Con temperatura 1 (il valore standard per molti modelli), le probabilità rimangono come sono. Se "rovesciò" ha il 70% di probabilità e "trasformò" il 15%, il modello sceglierà secondo queste proporzioni. Ottieni variabilità, ma vincolata alla statistica del testo di addestramento.

Con temperatura 2, il modello appiattisce le differenze tra le probabilità. Tutte le parole diventano più equiprobabili, incluse quelle che normalmente sarebbero molto improbabili. Il modello inizia a fare salti creativi, a volte geniali, a volte assurdi. Puoi ottenere risposte molto diverse ogni volta.

Quando scegliere quale temperatura

Se stai usando un'AI per verificare fatti, calcolare numeri o scrivere istruzioni tecniche, abbassa la temperatura a 0 o 0.3. Vuoi che il modello sia coerente, preciso, affidabile. Una risposta uguale ogni volta è quello che serve.

Se vuoi che l'AI generi storie, poesia, suggerimenti creativi o brainstorming di idee, sali a 0.8 o 1.2. La variabilità è la risorsa. Ogni run produce spunti diversi da cui scegliere.

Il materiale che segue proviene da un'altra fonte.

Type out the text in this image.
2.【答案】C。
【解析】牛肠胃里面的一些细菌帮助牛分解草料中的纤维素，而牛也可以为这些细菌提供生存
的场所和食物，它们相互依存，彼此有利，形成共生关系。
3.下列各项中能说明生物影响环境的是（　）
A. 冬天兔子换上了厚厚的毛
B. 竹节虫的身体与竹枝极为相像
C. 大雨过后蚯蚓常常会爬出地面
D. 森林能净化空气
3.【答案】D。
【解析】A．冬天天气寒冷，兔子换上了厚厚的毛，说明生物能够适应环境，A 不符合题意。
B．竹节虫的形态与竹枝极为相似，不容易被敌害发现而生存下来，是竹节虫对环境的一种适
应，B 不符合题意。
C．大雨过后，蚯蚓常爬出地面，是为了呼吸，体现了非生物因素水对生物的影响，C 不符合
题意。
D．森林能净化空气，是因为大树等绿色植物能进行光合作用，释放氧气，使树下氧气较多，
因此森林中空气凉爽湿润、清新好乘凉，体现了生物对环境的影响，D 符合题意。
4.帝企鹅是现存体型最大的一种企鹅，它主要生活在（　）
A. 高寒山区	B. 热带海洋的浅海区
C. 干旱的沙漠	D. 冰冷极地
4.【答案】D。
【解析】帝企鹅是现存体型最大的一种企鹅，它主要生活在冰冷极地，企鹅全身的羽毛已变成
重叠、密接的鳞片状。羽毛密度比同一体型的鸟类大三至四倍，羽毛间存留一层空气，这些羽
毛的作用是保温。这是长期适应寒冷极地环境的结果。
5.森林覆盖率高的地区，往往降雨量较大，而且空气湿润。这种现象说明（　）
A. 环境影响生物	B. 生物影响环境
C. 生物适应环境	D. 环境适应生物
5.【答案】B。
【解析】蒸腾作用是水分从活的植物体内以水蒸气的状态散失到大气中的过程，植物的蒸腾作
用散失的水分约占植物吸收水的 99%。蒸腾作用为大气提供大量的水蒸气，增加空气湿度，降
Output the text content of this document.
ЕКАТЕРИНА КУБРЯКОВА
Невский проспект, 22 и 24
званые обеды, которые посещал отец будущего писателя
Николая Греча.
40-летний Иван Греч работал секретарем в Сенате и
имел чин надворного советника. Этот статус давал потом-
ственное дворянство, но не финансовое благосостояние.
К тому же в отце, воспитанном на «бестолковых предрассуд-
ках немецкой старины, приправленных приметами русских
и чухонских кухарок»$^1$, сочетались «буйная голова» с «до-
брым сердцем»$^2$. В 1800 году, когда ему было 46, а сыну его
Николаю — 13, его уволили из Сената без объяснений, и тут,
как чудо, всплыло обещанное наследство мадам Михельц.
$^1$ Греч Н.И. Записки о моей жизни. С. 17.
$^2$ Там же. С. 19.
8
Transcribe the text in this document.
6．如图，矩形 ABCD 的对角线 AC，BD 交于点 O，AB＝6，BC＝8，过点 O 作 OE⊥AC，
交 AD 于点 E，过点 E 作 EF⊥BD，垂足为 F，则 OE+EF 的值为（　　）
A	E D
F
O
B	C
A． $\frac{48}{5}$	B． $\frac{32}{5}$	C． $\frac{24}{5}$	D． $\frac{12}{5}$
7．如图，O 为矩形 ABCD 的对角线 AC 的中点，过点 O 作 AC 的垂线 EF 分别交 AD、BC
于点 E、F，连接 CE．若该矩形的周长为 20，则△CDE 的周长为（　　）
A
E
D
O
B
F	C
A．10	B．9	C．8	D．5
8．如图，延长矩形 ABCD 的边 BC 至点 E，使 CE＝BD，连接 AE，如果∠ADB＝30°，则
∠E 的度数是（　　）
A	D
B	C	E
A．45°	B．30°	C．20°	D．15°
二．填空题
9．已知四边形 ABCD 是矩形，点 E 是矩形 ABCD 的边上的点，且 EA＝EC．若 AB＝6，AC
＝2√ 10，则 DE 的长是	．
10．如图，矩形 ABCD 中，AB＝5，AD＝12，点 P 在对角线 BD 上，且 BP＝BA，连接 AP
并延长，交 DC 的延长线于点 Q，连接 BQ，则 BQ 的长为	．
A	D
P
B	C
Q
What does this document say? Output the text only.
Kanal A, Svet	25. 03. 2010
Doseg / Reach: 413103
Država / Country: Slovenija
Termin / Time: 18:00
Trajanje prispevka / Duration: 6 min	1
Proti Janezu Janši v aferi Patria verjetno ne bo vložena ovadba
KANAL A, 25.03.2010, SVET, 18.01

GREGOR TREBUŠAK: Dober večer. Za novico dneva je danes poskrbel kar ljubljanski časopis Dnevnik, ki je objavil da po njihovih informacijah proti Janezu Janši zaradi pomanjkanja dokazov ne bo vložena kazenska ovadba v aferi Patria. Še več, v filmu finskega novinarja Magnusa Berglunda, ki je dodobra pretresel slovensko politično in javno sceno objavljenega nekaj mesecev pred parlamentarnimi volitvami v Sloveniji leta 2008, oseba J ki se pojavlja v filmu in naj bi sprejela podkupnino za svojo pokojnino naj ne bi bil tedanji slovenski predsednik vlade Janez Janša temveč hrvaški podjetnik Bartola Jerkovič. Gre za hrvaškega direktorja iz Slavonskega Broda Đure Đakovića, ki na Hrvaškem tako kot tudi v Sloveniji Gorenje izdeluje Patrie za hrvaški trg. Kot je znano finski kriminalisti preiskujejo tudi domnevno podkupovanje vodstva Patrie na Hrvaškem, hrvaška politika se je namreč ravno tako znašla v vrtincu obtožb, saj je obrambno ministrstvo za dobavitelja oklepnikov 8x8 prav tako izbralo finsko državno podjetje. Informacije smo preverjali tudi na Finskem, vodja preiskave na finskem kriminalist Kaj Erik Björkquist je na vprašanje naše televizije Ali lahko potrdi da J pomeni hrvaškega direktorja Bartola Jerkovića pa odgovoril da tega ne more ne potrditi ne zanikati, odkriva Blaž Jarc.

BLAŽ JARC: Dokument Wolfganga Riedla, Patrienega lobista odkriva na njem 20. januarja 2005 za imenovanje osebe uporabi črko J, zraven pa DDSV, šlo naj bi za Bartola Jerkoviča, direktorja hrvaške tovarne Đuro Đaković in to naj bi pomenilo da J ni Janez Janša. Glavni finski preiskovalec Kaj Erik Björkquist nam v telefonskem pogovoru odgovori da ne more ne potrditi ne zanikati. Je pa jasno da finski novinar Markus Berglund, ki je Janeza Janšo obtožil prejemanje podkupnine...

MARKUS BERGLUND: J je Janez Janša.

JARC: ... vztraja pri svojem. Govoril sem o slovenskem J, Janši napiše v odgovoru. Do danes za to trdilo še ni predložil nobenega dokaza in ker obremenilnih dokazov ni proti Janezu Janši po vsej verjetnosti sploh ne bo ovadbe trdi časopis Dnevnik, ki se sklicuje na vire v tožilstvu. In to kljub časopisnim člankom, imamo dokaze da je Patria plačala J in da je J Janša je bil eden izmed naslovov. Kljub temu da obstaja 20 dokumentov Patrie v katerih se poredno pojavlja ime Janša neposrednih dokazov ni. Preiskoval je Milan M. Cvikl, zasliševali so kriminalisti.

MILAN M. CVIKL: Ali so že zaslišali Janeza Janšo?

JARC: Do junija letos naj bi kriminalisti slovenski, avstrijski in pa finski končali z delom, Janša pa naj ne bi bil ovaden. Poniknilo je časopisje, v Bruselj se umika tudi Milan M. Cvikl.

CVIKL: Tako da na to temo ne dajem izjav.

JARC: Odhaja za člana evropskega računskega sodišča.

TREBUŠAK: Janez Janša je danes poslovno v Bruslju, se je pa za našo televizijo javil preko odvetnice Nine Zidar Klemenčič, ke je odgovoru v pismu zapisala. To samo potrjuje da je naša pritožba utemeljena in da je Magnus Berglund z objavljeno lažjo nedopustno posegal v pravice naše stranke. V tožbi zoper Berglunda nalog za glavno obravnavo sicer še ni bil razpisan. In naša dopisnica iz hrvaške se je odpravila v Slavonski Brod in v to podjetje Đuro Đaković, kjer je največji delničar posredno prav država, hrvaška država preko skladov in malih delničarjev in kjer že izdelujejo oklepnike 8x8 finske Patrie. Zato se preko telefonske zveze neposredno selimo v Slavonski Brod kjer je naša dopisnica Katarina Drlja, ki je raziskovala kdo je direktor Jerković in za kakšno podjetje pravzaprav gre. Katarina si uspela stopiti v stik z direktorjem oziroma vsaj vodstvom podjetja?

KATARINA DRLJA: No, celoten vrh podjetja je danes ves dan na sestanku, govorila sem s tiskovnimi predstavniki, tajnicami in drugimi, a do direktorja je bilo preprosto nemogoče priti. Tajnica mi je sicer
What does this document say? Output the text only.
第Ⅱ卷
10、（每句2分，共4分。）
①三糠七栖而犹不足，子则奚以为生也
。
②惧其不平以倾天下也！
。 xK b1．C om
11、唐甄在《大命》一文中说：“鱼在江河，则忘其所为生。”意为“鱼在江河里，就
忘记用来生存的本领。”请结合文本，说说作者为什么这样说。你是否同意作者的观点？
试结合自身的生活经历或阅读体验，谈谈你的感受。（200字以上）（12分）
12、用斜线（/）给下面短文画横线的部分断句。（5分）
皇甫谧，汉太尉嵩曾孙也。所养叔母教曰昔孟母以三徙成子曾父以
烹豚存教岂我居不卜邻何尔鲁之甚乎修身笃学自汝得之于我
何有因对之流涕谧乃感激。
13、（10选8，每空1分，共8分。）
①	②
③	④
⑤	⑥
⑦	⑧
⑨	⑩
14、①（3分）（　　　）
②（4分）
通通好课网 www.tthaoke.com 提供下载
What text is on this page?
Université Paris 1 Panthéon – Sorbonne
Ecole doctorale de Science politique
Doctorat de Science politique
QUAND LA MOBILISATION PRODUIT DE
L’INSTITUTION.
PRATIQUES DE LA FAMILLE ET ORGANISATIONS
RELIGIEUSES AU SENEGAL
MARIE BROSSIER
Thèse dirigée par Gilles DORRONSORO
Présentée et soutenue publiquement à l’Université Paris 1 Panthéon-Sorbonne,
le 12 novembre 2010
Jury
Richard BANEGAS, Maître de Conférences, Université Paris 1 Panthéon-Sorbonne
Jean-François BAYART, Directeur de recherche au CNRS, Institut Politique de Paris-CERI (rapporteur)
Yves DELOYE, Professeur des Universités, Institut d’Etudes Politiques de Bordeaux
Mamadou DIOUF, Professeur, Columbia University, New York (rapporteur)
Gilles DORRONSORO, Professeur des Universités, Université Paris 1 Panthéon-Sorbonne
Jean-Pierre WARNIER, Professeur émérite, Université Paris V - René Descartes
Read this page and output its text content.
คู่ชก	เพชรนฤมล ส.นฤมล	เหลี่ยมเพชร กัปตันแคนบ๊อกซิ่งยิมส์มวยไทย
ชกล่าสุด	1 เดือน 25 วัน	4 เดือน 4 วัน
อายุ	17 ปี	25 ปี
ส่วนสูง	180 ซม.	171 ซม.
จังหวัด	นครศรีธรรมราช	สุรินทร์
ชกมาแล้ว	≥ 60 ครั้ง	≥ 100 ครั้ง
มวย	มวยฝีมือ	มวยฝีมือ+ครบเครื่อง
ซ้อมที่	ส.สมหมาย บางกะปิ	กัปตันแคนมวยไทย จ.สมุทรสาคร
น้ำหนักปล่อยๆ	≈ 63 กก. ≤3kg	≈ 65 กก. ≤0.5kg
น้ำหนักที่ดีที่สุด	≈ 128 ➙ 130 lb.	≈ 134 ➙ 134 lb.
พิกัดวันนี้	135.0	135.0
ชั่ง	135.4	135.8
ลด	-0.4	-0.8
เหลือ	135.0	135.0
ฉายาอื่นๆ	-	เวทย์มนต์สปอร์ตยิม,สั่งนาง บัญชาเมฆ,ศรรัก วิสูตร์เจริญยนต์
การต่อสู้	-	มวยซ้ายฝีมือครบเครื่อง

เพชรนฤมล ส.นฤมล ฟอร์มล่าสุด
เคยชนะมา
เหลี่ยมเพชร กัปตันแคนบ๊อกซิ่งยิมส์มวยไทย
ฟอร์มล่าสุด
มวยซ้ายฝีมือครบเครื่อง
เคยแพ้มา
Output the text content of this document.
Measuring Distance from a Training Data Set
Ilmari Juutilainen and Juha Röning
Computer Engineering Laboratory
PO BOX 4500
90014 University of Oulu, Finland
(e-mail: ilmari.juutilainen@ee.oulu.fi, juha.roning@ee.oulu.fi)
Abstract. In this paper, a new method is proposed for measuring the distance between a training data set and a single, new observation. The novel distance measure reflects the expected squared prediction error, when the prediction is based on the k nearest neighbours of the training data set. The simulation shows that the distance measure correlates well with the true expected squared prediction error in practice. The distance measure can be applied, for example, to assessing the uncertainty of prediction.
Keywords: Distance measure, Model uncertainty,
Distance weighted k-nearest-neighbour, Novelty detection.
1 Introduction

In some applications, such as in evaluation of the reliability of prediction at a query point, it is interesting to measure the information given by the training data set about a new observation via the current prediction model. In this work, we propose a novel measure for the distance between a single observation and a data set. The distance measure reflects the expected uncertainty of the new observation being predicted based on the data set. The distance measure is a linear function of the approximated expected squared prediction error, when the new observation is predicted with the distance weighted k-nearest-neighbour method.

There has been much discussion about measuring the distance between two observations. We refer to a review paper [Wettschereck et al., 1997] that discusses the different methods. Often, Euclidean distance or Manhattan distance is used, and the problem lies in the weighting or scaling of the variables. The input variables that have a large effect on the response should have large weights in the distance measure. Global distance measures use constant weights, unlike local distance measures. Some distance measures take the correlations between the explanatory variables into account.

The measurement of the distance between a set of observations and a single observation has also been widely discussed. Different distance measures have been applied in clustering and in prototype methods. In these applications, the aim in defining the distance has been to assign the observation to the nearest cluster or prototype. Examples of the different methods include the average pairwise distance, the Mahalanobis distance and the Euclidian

Se chiedi idee radicalmente nuove o esperimenti artistici, puoi provare fino a 1.5 o 2. Il rischio è che il modello dica cose incoerenti o che non abbiano senso, ma a volte è quello che cerchi: qualcosa che rompa gli schemi.

Un confronto pratico

Chiedi a un modello: "Suggerisci un nome per un ristorante di pesce."

Con temperatura 0: "Pesce Fresco". "Pesce Fresco". "Pesce Fresco" ogni volta.

Con temperatura 1: "Pesce Fresco", poi "Il Faro del Porto", poi "Scogliera Marina", poi "Pesce Fresco" di nuovo.

Con temperatura 1.5: "Pesce Fresco", poi "Il Sussurro dei Granchi Notturni", poi "Tentacoli e Stelle", poi "La Sinfonia dell'Oceano in Rilievo".

Il modello è lo stesso. Non cambia il cervello. Cambia solo come sceglie tra le opzioni che già conosce.

Temperatura non è learning

Un'avvertenza importante: la temperatura non influenza come il modello impara. Durante l'addestramento, i parametri che contano sono gli algoritmi di ottimizzazione, il tasso di apprendimento, la qualità dei dati. La temperatura interviene solo quando il modello è già finito e inizia a generare risposte.

È un controllo del momento di utilizzo, non di costruzione. Se il modello non sa qualcosa durante l'addestramento, alzare la temperatura non glielo insegnerà. Al contrario, gli permetterà solo di indovinare più liberamente.

Le eccezioni e i limiti

Alcuni modelli interpretano la temperatura diversamente. In alcuni sistemi, lo 0 è assolutamente fisso, in altri è quasi fisso ma con micro-variabilità. In sistemi molto grandi, la temperatura potrebbe interagire con altri parametri come il top-p o il top-k, che restringono ulteriormente le scelte.

La temperatura è uno strumento utile, ma semplice. Non resolve i limiti del modello, non lo rende più intelligente, non lo corregge. Se il modello è addestrato su dati di scarsa qualità, la temperatura lo rende solo più o meno randomico su quella base scarsa.

Usarla bene significa riconoscere cosa stai cercando: precisione e affidabilità, oppure diversità e esplorazione. Poi scegli il numero che serve. Non è scienza, è configurazione.